32 さて,彼が声を出して読んでいた聖書の句はこうであった。「羊のように,彼はほふられるために連れて来られた。そして,毛を刈る者の前で声を出さない子羊のように,彼は口を開かない+。
33 辱めを受けている間,裁きは彼から取り去られた+。だれが彼の世代*について詳細を語るだろうか。彼の命は地から取り去られるからである+」。
34 宦官は答えてフィリポに言った,「お願いします,預言者はだれについてこう言っているのでしょうか。
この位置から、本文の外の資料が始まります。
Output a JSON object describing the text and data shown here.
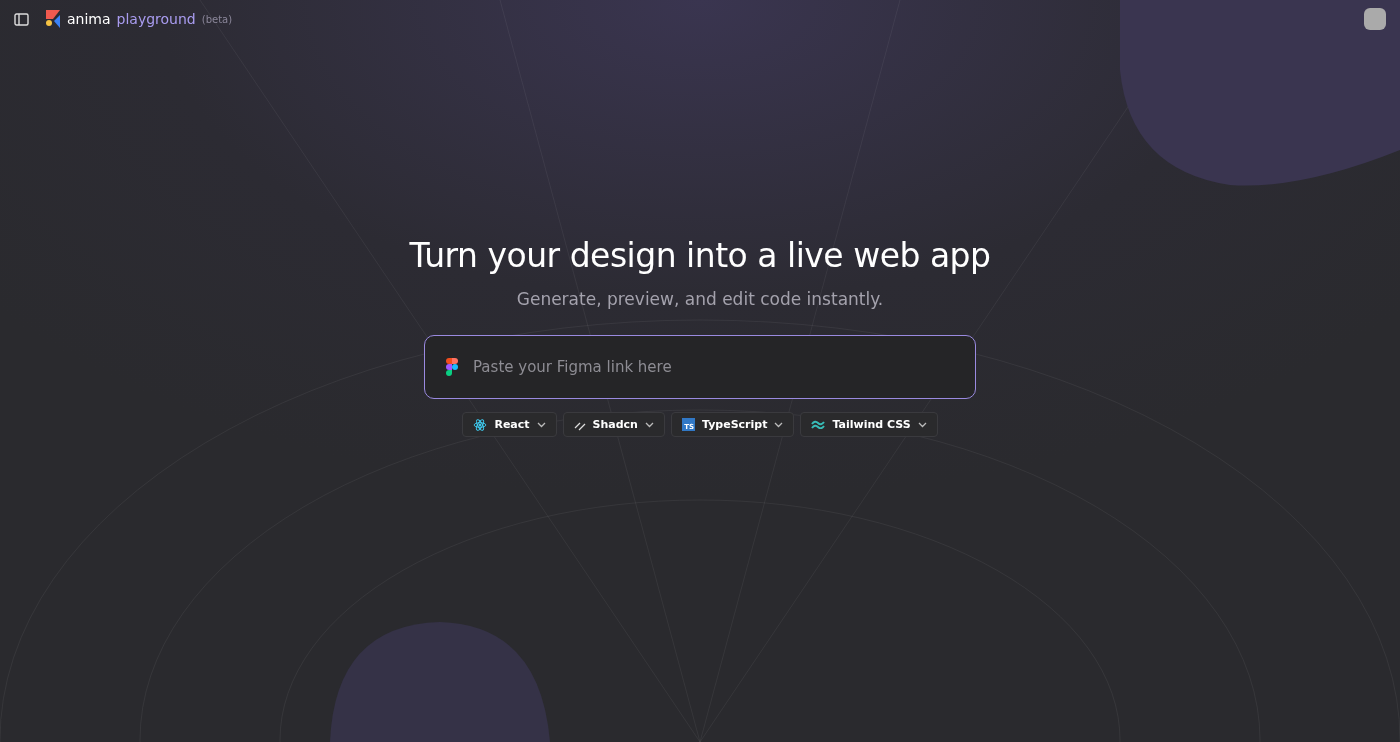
{
  "header": {
    "brand": "anima",
    "product": "playground",
    "tag": "(beta)"
  },
  "hero": {
    "title": "Turn your design into a live web app",
    "subtitle": "Generate, preview, and edit code instantly."
  },
  "link_input": {
    "placeholder": "Paste your Figma link here"
  },
  "options": [
    {
      "kind": "react",
      "label": "React"
    },
    {
      "kind": "shadcn",
      "label": "Shadcn"
    },
    {
      "kind": "typescript",
      "label": "TypeScript",
      "badge": "TS"
    },
    {
      "kind": "tailwind",
      "label": "Tailwind CSS"
    }
  ]
}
自分自身についてですか,それともだれかほかの人についてですか」。
35 フィリポは口を開き+,聖書のこのところから始めて+,イエスについての良いたよりを彼に告げ知らせた。
36 さて,彼らが道を進んで行くと,水のあるところに来た。すると宦官は言った,「ご覧なさい,水があります。わたしがバプテスマを受けることに何の妨げがあるでしょうか+」。
37 * ――
38 そうして彼は,兵車に,止まるように命令し,ふたりは共に,フィリポも宦官も水の中に下りて行った。そして[フィリポ]は彼にバプテスマを施した。
39 彼らが水から上がって来ると,エホバ*の霊がフィリポを急いで連れ去り+,宦官はもう彼を見なかったが,歓びながら自分の道を進んで行った。
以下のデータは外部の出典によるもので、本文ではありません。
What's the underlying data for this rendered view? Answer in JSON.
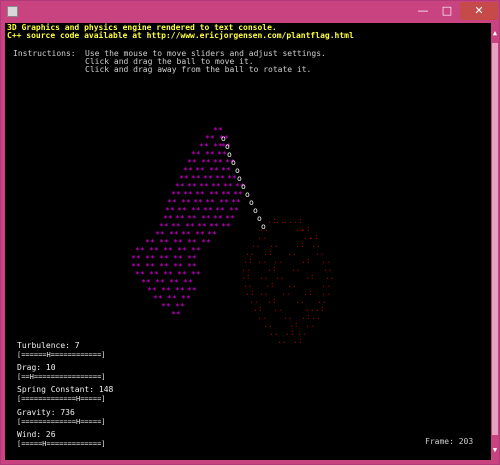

40 しかしフィリポはアシュドド*に来ていた。そして,その地域一帯を回り,カエサレア+に着くまで,すべての都市に良いたよりを宣明していった+。
脚注
^ 「エホバ」,エ18,22,23; ギ語,トゥー キュリウー; ウル訳,シリ訳ペ,「神」。付録1ニ参照。
^ 「ほだしの中にある」,ベザ写*,ウル訳。
^ 「エホバ」,エ7,8,10,13,15-18,22,23; シナ写,アレ写,バチ写(ギ語),トン キュリオン; ベザ写,ウル訳諸写,シリ訳ヘ,ペ,「神」。付録1ニ参照。
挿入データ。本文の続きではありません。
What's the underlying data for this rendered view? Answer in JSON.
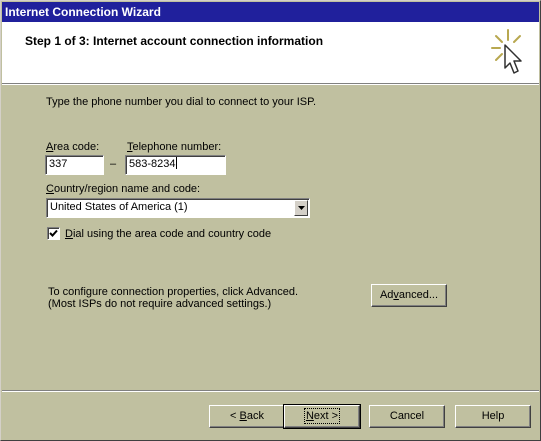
{
  "window": {
    "title": "Internet Connection Wizard"
  },
  "header": {
    "title": "Step 1 of 3: Internet account connection information",
    "icon": "wizard-cursor-sparkle-icon"
  },
  "content": {
    "instruction": "Type the phone number you dial to connect to your ISP.",
    "area_code": {
      "label_access": "A",
      "label_rest": "rea code:",
      "value": "337"
    },
    "dash": "–",
    "telephone": {
      "label_access": "T",
      "label_rest": "elephone number:",
      "value": "583-8234"
    },
    "country": {
      "label_access": "C",
      "label_rest": "ountry/region name and code:",
      "selected": "United States of America (1)"
    },
    "dial_checkbox": {
      "checked": true,
      "label_access": "D",
      "label_rest": "ial using the area code and country code"
    },
    "advanced_note_line1": "To configure connection properties, click Advanced.",
    "advanced_note_line2": "(Most ISPs do not require advanced settings.)",
    "advanced_button": {
      "pre": "Ad",
      "access": "v",
      "post": "anced..."
    }
  },
  "footer": {
    "back": {
      "pre": "< ",
      "access": "B",
      "post": "ack"
    },
    "next": {
      "access": "N",
      "post": "ext >"
    },
    "cancel": "Cancel",
    "help": "Help"
  },
  "colors": {
    "title_bar": "#20209c",
    "dialog_face": "#c0c0a0",
    "header_bg": "#ffffff"
  }
}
^ 「エホバの」,エ7,8,10,17,18; シナ写,バチ写,エフ写,ベザ写(ギ語),トゥー キュリウー; パピ写74,アレ写,シリ訳ペ,「神の」。付録1ニ参照。
^ 付録1ニ参照。
^ または,「彼の生き方」。
^ パピ写45,74,シナ写,アレ写,バチ写,エフ写,ウル訳,シリ訳ペは37節を省いている; 古ラ訳,ウル訳ク,アル訳,「フィリポは彼に言った,『あなたが心をこめて信じているなら,それは許されます』。それに答えて彼は言った,『わたしは,イエス・キリストが神の子であることを信じています』」。
^ 付録1ニ参照。
^ 「アシュドド」,エ17,18,22; シナ写,アレ写,バチ写,「アゾト」。